Ich war so sauer und fühlte mich so wehrlos und schwach, dass ich die Tränen nicht mehr zurückhalten konnte. Ich war froh über die Dunkelheit, denn so konnte Marek nicht sehen, dass ich weinte. „Es tut mir unendlich leid!“, hörte ich seine Stimme direkt an meinem Ohr. Unsere Schultern berührten sich und Wärme durchfuhr meinen Körper.
„Was tut dir leid?“, flüsterte ich. „Dass ich nicht gut genug auf dich aufgepasst hab… Das hätte ich nie zulassen dürfen.“ „Red‘ keinen Stuss, du kannst nichts dafür. Es war ein feiger Hinterhalt.“ „Ich hätte damit rechnen müssen.“ „Vergiss es.“ Er nahm meine Hand und erneut durchzog ein Kribbeln meinen Magen.

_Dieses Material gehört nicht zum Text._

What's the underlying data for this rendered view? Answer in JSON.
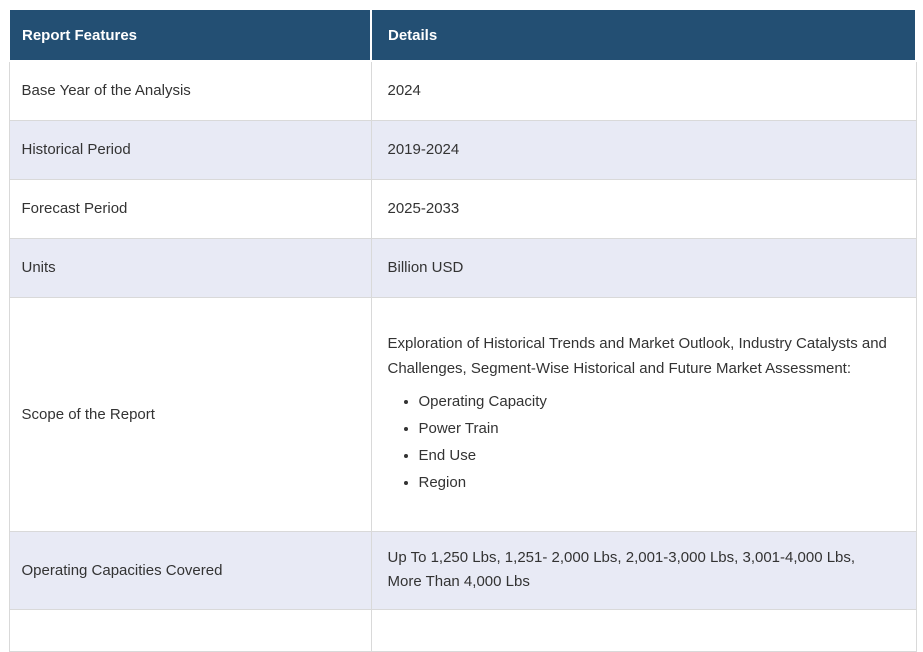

Er war so tapfer und mutig gewesen und hatte sich so oft zwischen mich und Marco gestellt und mich gerettet und jetzt tat es ihm auch noch leid, dass er es einmal nicht geschafft hatte. Wieder einmal überkam mich die Erschöpfung wie eine Flutwelle und ich war viel zu erledigt, um über Marcos letzte Worte nachzudenken. Mein Kopf sank auf Mareks Schulter und ich schlief ein.